The Pear, on Mountain View’s La Avenida Avenue, has once again brought timely entertainment to Silicon Valley’s theatre going public. Daniel Zafer Joyce is brilliant Robert Chilton who has solved the conundrum of high birth and low wealth by translating insider knowledge obtained through high position into the source of a fortune. Zafer-Jones rides the emotional heights and depths of a script, ably directed by Jenny Hollingworth, with masterly poise A letter left behind provides the plot device to set a minuet of blackmailing and counter black mailings in motion that force the members of a corrupt elite to admit to themselves that they have feet of clay while maintaining an omniscient display of probity and power to the rest of the world.
Ellen Dunphy is the implacable foil to her husband, displaying hauteur without limit until being forced from her pedestal to acknowledge his deceit while nevertheless condoning it in a display of marital and class solidarity. Aaron Weisberg is superb as Lord Goring, a self-indulgent noble scion whose vocation is to fart self-deprecating verbal paradoxes while protecting his bosom buddy. Cindy Weisberg‘s Mabel effectively portrays the traditional female elite role of marriage to a class peer. Kelsey Tresemer is transcendent as Mrs Cheveley, the personification of guileful intrigue. Tom Farley steals the show as doddering Lord Claversham, up holding conventionalities in word and deed while seeing his playfully errant son through to his destiny as family man.

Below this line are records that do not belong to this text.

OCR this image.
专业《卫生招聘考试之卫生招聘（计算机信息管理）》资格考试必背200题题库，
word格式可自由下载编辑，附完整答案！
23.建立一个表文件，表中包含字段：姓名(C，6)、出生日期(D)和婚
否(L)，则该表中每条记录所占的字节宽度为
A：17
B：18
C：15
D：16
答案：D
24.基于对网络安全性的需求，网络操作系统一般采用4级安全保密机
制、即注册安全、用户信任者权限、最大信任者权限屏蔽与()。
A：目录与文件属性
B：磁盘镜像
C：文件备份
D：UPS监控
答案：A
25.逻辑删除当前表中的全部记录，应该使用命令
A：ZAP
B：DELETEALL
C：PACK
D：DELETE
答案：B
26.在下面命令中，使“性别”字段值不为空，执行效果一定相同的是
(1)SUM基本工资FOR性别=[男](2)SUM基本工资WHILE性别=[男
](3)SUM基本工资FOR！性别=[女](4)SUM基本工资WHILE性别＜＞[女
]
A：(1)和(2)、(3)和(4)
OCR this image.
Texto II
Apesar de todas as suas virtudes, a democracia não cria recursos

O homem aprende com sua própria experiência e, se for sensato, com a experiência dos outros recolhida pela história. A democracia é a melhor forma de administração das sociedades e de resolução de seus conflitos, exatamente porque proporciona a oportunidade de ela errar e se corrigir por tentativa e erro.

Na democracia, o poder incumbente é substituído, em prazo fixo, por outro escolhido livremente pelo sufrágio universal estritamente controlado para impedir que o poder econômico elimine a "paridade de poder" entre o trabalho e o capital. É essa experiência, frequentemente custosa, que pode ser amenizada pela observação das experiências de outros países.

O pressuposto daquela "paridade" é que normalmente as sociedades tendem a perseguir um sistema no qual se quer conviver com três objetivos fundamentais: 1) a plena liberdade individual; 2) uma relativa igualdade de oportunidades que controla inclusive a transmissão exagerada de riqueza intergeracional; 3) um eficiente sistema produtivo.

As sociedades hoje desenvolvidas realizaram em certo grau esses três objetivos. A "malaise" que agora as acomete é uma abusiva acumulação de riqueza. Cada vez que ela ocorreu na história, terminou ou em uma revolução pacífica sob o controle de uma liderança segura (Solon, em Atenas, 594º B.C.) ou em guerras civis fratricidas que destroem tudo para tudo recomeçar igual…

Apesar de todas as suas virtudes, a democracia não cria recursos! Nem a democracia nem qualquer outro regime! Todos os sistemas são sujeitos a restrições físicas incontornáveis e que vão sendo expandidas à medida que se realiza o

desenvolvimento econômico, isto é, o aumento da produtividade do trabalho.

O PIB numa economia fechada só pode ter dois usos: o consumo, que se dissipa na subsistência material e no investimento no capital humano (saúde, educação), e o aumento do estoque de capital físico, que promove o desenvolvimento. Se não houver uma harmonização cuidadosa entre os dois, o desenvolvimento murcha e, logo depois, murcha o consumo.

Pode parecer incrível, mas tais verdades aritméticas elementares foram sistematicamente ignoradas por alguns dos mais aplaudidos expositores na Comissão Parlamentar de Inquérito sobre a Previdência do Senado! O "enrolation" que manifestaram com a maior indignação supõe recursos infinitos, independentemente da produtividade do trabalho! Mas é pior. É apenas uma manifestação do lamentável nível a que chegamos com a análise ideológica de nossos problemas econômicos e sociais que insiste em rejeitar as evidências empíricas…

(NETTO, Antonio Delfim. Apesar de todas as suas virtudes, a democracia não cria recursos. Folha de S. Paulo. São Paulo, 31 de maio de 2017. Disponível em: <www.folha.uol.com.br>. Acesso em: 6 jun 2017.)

Living Our Own Victorian Period
Why are we so fascinated by the Victorian era, the mise en scene of Oscar Wilde’s biting critique of a corrupt elite that protects its members at all costs? Perhaps, because of its relevance to contemporary US society, mirrored in this Victorian image, with rising class divides expressed in a cavalier attitude to the rest of society taken into account only as a dutiful supporting cast, following their betters even against their interests.
In this morality play that is an epic of immorality, Wilde depicts a series of events that should portend the downfall of an immoral personality but instead resurrects him, albeit infused with a sense of his imperfection, now shared by those who formerly looked up to him as a sacred icon. Scarcity lost, privilege persists nevertheless. When the British Empire was at its height of global power, its political elite exuded an irrational confidence that they could cover every flawed judgment and action with a bravado and poise that persists to this day. Silicon Valley’s tech elite exhibits a similar complacent habitus, presuming the inevitability of their ruling ethos, under differing circumstances, even though clothing style and personal mannerisms take a different guise, they act as to the manner born. In the contemporary UK case, the role model of corrupt leadership is personified by Boris Johnson, the new British Prime Minister. Despite, or perhaps because of his bald-faced untruths in promoting the UK’s departure from the European Union, he has been seen through to residence in number 10, a highly possible outcome for Wilde’s prototypical character, as well.
A Theatrical Farce of Relevance
Why do some politicians, like a former Minnesota Senator, disappear at the merest hint ofmoral lapse, while others, like Donald Trump, are reinforced in the face of great scandal?
Before “white privilege” there was economic and class privilege and, of course, they are inter-related. The “ideal husband” in this Wildean send-up of the British upper class is no ideal at all but merely an ordinary man, placed in a high political position, demonstrating the resilience of a hereditary upper class. He is able to take full advantage of his social position to maintain andenhance his status, despite severe moral lapses. Does this tale of impending fall sound all too familiar? Has inevitable fate been upended or merely delayed?
Wilde’s “Perfect Husband” resonates into our era in its hilarious take on the fraught manners and morals of a ruling caste. If not a radical take-down of that elite; it is an exposure of their follies and foibles that delegitimitates their presumption to rule. A Machiavellian set of guidelines to a Prince on how to rule is subverted by a depiction of the ruler in practice as no more or less virtuous than an ordinary person, indeed one likely to be less fit to govern than any of us. This is the meaning and message of Oscar Wilde’s pre-Brechtian political tract in the guise of a post-Restoration comedy of manners and morals.